When last we saw it, it looked like this:
Looking at it with a fresh eye, I decided I didn’t like the shape going on with the hidden front quasi-darts. It just looked too bubbly and, since it’s a drawstring-gathered waistline anyway, they aren’t really needed. Poof! Gone.
I also decided that I wanted a little more interest with the shape of the beading lace, so I angled the self-facing at the center front and ran the beading lace along the turned edge of the facing. That way I was able to hem the facing and apply the beading lace in a single pass. (I hate having to fuss with the same area over and over for no good reason.)
The pink jacquard-weave ribbon was staring hard at me, so I put in the front top ties. When I left it on the Victorian-corseted dress form last night it looked like this:
This morning, in much better (and natural) light, it looks like this:
This is my first foray into Edwardian fashion, and at this point I have two questions.
Last night I noticed it wasn’t hanging too well on the dress form. The Victorian-style corset was squeezed and stuffed to my hourglass dimensions and I came to the conclusion that the Edwardian shape wasn’t working on a Victorian form.
So I switched out the corsets and put my underbust, though not truly 1912 Edwardian, corset on the dress form. The waist dimension is correct, but I’ve yet to “fill out” the hips.
First question: what do I do with the bust? Mine is larger than the fullest settings on the dress form. However, as far as I’ve been able to determine, an underbust corset is correct for 1912 and the fluffy, full mono-bosom look was long gone by then. I need some shape for the dress I’ll be wearing, so “hanging loose” won’t work at all. I’m not even sure where the bust line should be, surely not forced higher than natural (like Regency), but…what?
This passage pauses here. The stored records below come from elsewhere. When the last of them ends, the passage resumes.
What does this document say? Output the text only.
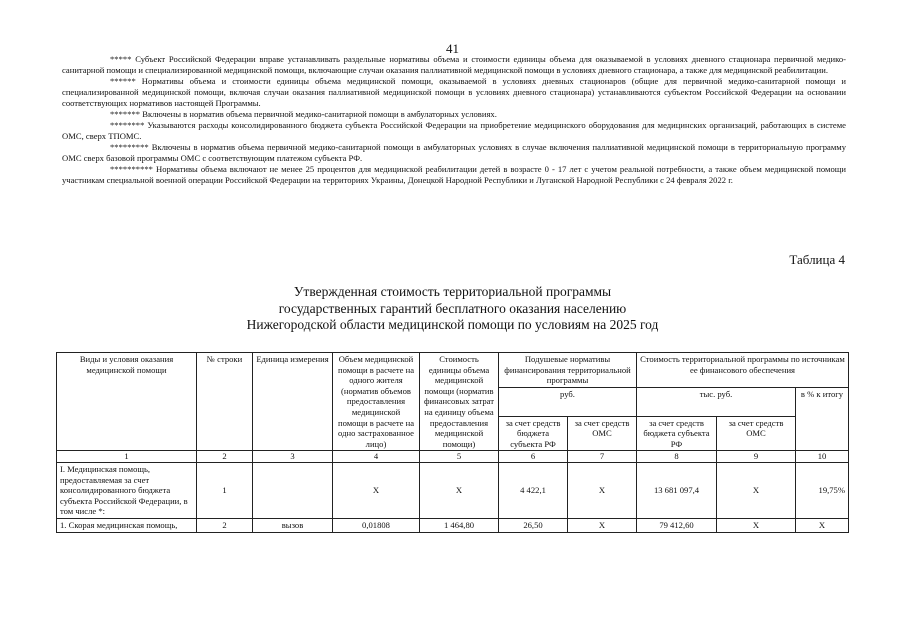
41

***** Субъект Российской Федерации вправе устанавливать раздельные нормативы объема и стоимости единицы объема для оказываемой в условиях дневного стационара первичной медико-санитарной помощи и специализированной медицинской помощи, включающие случаи оказания паллиативной медицинской помощи в условиях дневного стационара, а также для медицинской реабилитации.

****** Нормативы объема и стоимости единицы объема медицинской помощи, оказываемой в условиях дневных стационаров (общие для первичной медико-санитарной помощи и специализированной медицинской помощи, включая случаи оказания паллиативной медицинской помощи в условиях дневного стационара) устанавливаются субъектом Российской Федерации на основании соответствующих нормативов настоящей Программы.

******* Включены в норматив объема первичной медико-санитарной помощи в амбулаторных условиях.

******** Указываются расходы консолидированного бюджета субъекта Российской Федерации на приобретение медицинского оборудования для медицинских организаций, работающих в системе ОМС, сверх ТПОМС.

********* Включены в норматив объема первичной медико-санитарной помощи в амбулаторных условиях в случае включения паллиативной медицинской помощи в территориальную программу ОМС сверх базовой программы ОМС с соответствующим платежом субъекта РФ.

********** Нормативы объема включают не менее 25 процентов для медицинской реабилитации детей в возрасте 0 - 17 лет с учетом реальной потребности, а также объем медицинской помощи участникам специальной военной операции Российской Федерации на территориях Украины, Донецкой Народной Республики и Луганской Народной Республики с 24 февраля 2022 г.

Таблица 4
Утвержденная стоимость территориальной программы
государственных гарантий бесплатного оказания населению
Нижегородской области медицинской помощи по условиям на 2025 год
Виды и условия оказания медицинской помощи	№ строки	Единица измерения	Объем медицинской помощи в расчете на одного жителя (норматив объемов предоставления медицинской помощи в расчете на одно застрахованное лицо)	Стоимость единицы объема медицинской помощи (норматив финансовых затрат на единицу объема предоставления медицинской помощи)	Подушевые нормативы финансирования территориальной программы		Стоимость территориальной программы по источникам ее финансового обеспечения		
					руб.		тыс. руб.		в % к итогу
					за счет средств бюджета субъекта РФ	за счет средств ОМС	за счет средств бюджета субъекта РФ	за счет средств ОМС	
1	2	3	4	5	6	7	8	9	10
I. Медицинская помощь, предоставляемая за счет консолидированного бюджета субъекта Российской Федерации, в том числе *:	1		Х	Х	4 422,1	Х	13 681 097,4	Х	19,75%
1. Скорая медицинская помощь,	2	вызов	0,01808	1 464,80	26,50	Х	79 412,60	Х	Х
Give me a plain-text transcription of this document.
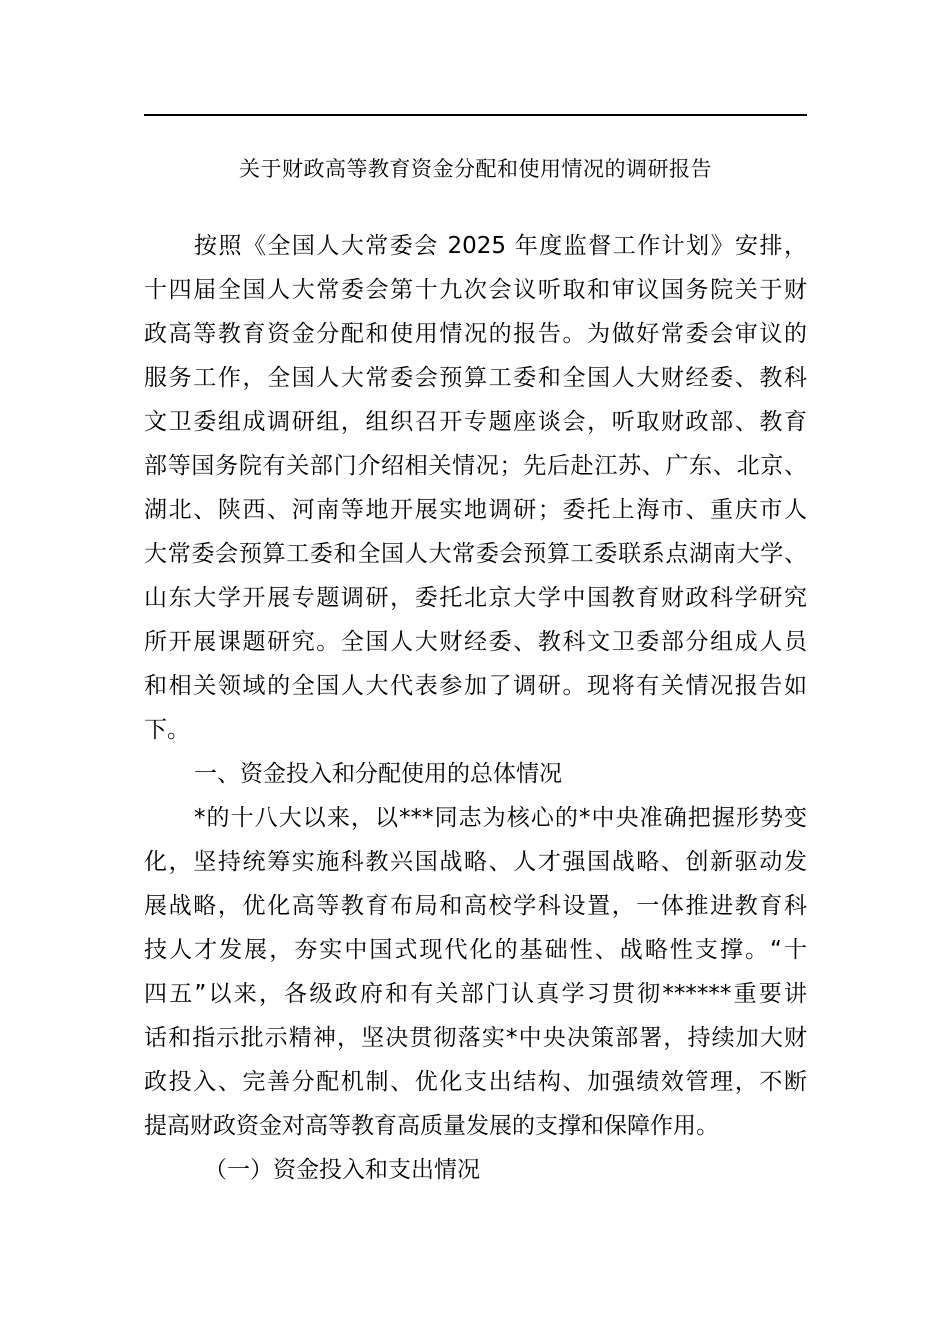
关于财政高等教育资金分配和使用情况的调研报告
按照《全国人大常委会 2025 年度监督工作计划》安排，
十四届全国人大常委会第十九次会议听取和审议国务院关于财
政高等教育资金分配和使用情况的报告。为做好常委会审议的
服务工作，全国人大常委会预算工委和全国人大财经委、教科
文卫委组成调研组，组织召开专题座谈会，听取财政部、教育
部等国务院有关部门介绍相关情况；先后赴江苏、广东、北京、
湖北、陕西、河南等地开展实地调研；委托上海市、重庆市人
大常委会预算工委和全国人大常委会预算工委联系点湖南大学、
山东大学开展专题调研，委托北京大学中国教育财政科学研究
所开展课题研究。全国人大财经委、教科文卫委部分组成人员
和相关领域的全国人大代表参加了调研。现将有关情况报告如
下。
一、资金投入和分配使用的总体情况
*的十八大以来，以***同志为核心的*中央准确把握形势变
化，坚持统筹实施科教兴国战略、人才强国战略、创新驱动发
展战略，优化高等教育布局和高校学科设置，一体推进教育科
技人才发展，夯实中国式现代化的基础性、战略性支撑。“十
四五”以来，各级政府和有关部门认真学习贯彻******重要讲
话和指示批示精神，坚决贯彻落实*中央决策部署，持续加大财
政投入、完善分配机制、优化支出结构、加强绩效管理，不断
提高财政资金对高等教育高质量发展的支撑和保障作用。
（一）资金投入和支出情况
I have a lot of give and take with the high drawstring waist, which was the whole point of doing it that way. But I can’t finalize the armscye shape and edging/binding until I know 1) where the girls should be and 2) what they should, or shouldn’t, be doing.
Secondly – what should I be wearing under the petticoat and above the underbust corset? Should I have a corset cover? (I think the answer is “yes.”) Chemise under the corset? I do have a set of proper drawers. Anything…um…else?